Despite significant progress in lowering the fatality rates for car accidents in West Virginia and across the U.S., a recent report released by the Centers for Disease Control and Prevention, or CDC, establishes that much work needs to be done. The report, released on July 6, compares the U.S. fatality rates to those of 19 other wealthy countries, including the UK, Sweden, Japan and others.
The CDC reports that between 2000 and 2013, the U.S. had a reduction in its rate of traffic fatalities per capita of 31 percent. Nonetheless, the 19 comparison countries had reductions in their fatality rates per capita averaging 56 percent between the same years. In Spain, the rate was reduced by 75.1 percent, and it dropped by 63.5 percent in Denmark.
The agency reports that in 2013 alone, in excess of 32,000 deaths were caused by traffic accidents in the U.S., which is equivalent to 90 deaths happening each day. The U.S. is in first place for the rate of motor vehicle accident fatalities per 100,000 people. It is in second place for the number of deaths attributed to alcohol use with Canada in first place. The agency believes the high fatality rate in the U.S. is due to a combination of factors, including inconsistent seat belt use, speeding and alcohol use.

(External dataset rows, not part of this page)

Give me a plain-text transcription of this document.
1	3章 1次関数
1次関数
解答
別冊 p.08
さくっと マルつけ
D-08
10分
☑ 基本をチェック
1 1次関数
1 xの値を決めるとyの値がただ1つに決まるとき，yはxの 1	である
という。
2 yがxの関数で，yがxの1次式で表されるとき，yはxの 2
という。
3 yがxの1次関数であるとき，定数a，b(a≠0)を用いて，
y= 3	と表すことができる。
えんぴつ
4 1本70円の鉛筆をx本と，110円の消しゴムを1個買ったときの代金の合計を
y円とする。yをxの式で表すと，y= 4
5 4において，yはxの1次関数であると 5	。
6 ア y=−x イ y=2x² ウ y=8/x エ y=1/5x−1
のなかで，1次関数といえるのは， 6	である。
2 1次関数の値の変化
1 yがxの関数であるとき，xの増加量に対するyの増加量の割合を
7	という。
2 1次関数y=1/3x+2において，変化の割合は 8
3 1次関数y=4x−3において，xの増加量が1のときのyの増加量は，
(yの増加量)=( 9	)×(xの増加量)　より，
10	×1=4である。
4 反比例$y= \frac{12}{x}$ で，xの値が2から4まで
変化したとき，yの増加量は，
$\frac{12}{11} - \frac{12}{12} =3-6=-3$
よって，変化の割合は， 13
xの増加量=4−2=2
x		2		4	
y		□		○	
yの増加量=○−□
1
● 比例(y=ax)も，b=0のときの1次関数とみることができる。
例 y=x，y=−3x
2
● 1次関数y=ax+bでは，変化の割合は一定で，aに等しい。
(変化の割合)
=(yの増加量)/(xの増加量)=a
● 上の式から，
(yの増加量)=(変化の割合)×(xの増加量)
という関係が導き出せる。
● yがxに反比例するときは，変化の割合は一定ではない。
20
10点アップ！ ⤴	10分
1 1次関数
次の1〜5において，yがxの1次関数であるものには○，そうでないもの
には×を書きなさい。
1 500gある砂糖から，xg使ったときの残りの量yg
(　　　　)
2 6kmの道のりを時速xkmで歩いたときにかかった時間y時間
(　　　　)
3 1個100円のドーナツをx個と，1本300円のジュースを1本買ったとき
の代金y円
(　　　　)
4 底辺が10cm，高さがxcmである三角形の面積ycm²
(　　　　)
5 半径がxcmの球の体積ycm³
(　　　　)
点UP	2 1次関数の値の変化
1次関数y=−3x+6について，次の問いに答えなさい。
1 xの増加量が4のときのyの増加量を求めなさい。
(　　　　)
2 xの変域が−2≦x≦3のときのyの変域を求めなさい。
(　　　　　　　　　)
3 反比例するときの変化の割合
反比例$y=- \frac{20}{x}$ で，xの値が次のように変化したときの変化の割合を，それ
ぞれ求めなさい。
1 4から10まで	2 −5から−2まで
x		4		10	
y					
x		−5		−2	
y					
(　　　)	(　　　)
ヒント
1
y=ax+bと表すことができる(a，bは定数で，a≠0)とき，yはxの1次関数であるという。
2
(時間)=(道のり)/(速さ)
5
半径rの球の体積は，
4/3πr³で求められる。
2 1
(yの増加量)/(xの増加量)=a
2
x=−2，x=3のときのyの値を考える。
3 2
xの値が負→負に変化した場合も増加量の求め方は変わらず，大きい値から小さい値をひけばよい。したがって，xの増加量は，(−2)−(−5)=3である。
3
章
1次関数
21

Negligent driving is the cause of many fatal accidents, and when a person dies in such an accident, his or her family may want to file a wrongful death claim against the driver who caused the wreck. Doing so may help the family to hold the driver accountable for his or her wrongful actions. It may also help by allowing the family to recover compensation to make up for their expenses and financial losses associated with the death of their loved one.